Les tisserands de Saint-Rémy-sur-Creuse du XVIIe au XIXe siècle

Le soleil printanier n’a pas dissuadé les nombreux auditeurs venus ce samedi 23 mars 2019, dans la salle du Verger ; le conférencier, Guy Fréval, professeur agrégé d’histoire-géographie au lycée Marcelin Berthelot de Châtellerault, les a emmenés pour un voyage dans le temps et dans l’espace, à Saint-Rémy-sur-Creuse, sur les confins est de la Vienne, à deux pas de la Touraine. Des tisserands du chanvre y ont vécu dans les caves troglodytiques creusées dans la falaise qui surplombe la vallée de la Creuse. Ce lieu a étonné en son temps Le Touzé de Longuemar

(1803-1881), un passionné darchéologie, de géographie et de géologie qui fonda à Poitiers la Société des Antiquaires de l’Ouest et que cite Guy Fréval : il évoque dans ses Pérégrinations d’un touriste sur la limite de trois provinces, une étrange bourgade, une ruche renversée. Bien que remontant à 1856, sa description de l’habitat est toujours d’actualité comme en témoignent les cartes postales anciennes et – mieux encore – une visite du site à découvrir avec l’association Ethnicité. Quant aux occupants, qualifiés de pauvres familles, parias de Saint-Rémy avec une certaine condescendance par Longuemar, Guy Fréval est parti à leur recherche dans les rares documents où ils sont nommés : les registres paroissiaux qui les désignent comme tisserands, filtoupiers, cardeurs, puis les registres d’état civil, les recensements (le premier date de 1836), les archives notariales. La généalogie de deux familles, Champion et Bernard, permet aussi de sortir de l’anonymat ces humbles artisans.

La région – au sens large – est au 17e siècle grosse productrice de chanvre ; cette fibre a de multiples emplois : draps, torchons, et pour la navigation, cordages, voiles … Les tisserands sont déjà nombreux au 17e siècle : 52 hommes, auxquels il faut ajouter les femmes qui filent et cousent. À l’apogée, au 18e siècle,  ils sont 90 pour une population totale de 900 personnes. Saint-Rémy verra par la suite le nombre de ses habitants décliner régulièrement. Les produits du tissage sont destinés à la consommation locale ou vendus au marché le plus proche, La Haye, qui n’est qu’à trois kilomètres.

La proximité de la rivière permet le rouissage du chanvre, opération qui peut aussi se faire dans des « routoirs », bassins creusés à cet effet, ce qui évite la pollution du cours d’eau.

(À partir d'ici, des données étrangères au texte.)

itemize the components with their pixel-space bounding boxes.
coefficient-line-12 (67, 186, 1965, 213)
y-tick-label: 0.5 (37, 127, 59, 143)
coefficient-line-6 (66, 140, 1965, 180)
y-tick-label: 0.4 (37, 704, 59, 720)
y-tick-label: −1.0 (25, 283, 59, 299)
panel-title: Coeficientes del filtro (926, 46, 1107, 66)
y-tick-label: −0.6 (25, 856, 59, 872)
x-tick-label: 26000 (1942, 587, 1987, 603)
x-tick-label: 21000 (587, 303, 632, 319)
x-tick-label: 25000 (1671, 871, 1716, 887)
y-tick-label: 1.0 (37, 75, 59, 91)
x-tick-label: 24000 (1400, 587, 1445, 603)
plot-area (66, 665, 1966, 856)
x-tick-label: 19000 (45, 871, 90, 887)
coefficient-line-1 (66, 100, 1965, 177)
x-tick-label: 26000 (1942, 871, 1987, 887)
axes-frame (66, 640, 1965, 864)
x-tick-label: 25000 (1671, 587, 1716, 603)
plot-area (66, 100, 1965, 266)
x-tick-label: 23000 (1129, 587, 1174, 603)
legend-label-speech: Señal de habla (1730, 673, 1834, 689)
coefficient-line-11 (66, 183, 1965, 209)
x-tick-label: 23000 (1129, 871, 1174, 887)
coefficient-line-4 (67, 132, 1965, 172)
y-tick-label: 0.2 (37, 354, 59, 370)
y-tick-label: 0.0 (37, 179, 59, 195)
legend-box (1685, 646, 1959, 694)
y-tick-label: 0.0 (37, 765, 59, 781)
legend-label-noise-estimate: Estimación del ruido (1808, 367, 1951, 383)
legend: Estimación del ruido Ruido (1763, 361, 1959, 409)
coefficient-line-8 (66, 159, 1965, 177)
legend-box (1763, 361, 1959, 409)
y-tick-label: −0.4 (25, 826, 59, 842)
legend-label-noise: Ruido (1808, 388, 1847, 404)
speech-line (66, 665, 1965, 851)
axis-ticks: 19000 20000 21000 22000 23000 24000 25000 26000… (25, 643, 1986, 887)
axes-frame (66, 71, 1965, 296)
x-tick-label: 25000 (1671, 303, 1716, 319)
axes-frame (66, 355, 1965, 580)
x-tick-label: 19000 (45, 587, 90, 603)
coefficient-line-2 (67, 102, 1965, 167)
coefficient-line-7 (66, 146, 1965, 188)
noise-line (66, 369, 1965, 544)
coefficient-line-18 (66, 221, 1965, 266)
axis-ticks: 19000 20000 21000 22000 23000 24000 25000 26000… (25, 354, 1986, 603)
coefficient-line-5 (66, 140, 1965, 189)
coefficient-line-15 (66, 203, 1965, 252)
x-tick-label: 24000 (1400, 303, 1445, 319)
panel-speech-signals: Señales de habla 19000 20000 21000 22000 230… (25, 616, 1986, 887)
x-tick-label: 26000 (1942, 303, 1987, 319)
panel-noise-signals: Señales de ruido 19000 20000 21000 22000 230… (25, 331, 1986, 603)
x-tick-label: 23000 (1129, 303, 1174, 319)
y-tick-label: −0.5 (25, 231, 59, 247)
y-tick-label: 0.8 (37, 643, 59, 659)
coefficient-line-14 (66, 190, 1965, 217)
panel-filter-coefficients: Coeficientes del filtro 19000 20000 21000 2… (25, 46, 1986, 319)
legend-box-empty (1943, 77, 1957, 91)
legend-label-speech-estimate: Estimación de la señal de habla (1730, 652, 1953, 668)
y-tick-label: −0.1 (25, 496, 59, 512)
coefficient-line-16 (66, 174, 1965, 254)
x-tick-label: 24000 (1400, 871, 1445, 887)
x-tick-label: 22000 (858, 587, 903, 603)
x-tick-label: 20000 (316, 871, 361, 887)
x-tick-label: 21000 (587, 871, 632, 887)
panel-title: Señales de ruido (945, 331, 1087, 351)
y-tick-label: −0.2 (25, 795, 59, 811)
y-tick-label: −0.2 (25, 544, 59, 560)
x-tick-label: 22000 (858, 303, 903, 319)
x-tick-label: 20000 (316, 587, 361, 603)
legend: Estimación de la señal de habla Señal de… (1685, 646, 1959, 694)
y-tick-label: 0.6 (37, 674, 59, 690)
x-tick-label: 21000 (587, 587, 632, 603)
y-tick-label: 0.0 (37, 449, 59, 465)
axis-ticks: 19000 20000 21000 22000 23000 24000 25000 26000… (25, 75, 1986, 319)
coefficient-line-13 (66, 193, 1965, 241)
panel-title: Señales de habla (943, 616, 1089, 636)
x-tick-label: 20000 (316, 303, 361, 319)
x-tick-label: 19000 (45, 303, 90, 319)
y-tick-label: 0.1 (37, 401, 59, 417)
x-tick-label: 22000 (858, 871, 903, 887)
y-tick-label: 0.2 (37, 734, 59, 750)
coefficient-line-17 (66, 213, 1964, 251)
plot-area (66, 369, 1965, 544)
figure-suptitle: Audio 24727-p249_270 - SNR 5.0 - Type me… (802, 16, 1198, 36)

La fibre trempe pendant 10 jours, dégageant une odeur forte. Bien que très modestes, les habitations troglodytiques ont deux avantages : elles conservent une température stable lors des périodes de grands froids et leur degré d’hygrométrie permet le filage du chanvre dans de bonnes conditions. Le statut des tisserands est moins précaire que celui des journaliers, et quand il y a ascension sociale, elle reste très modeste.

Le recensement de 1836 dénombre 35 tisserands qui disparaissent ensuite au cours du 19e siècle. Plusieurs facteurs se conjuguent pour expliquer ce déclin : la concurrence de l’industrie textile mécanisée, la recherche de conditions de vie moins rudes, l’exode rural qui touche en ce siècle de révolution industrielle, les deux groupes les plus modestes, journaliers et tisserands. Même si l’on tient compte de l’installation de tuileries, Saint-Rémy offre peu d’emplois, en revanche, il s’en crée à Descartes où la papeterie est en plein essor ; dans la cité ouvrière construite pour la main d’œuvre, les conditions de vie sont bien meilleures que dans les caves troglodytiques qui ont abrité des générations de tisserands disparus définitivement de Saint-Rémy-sur-Creuse.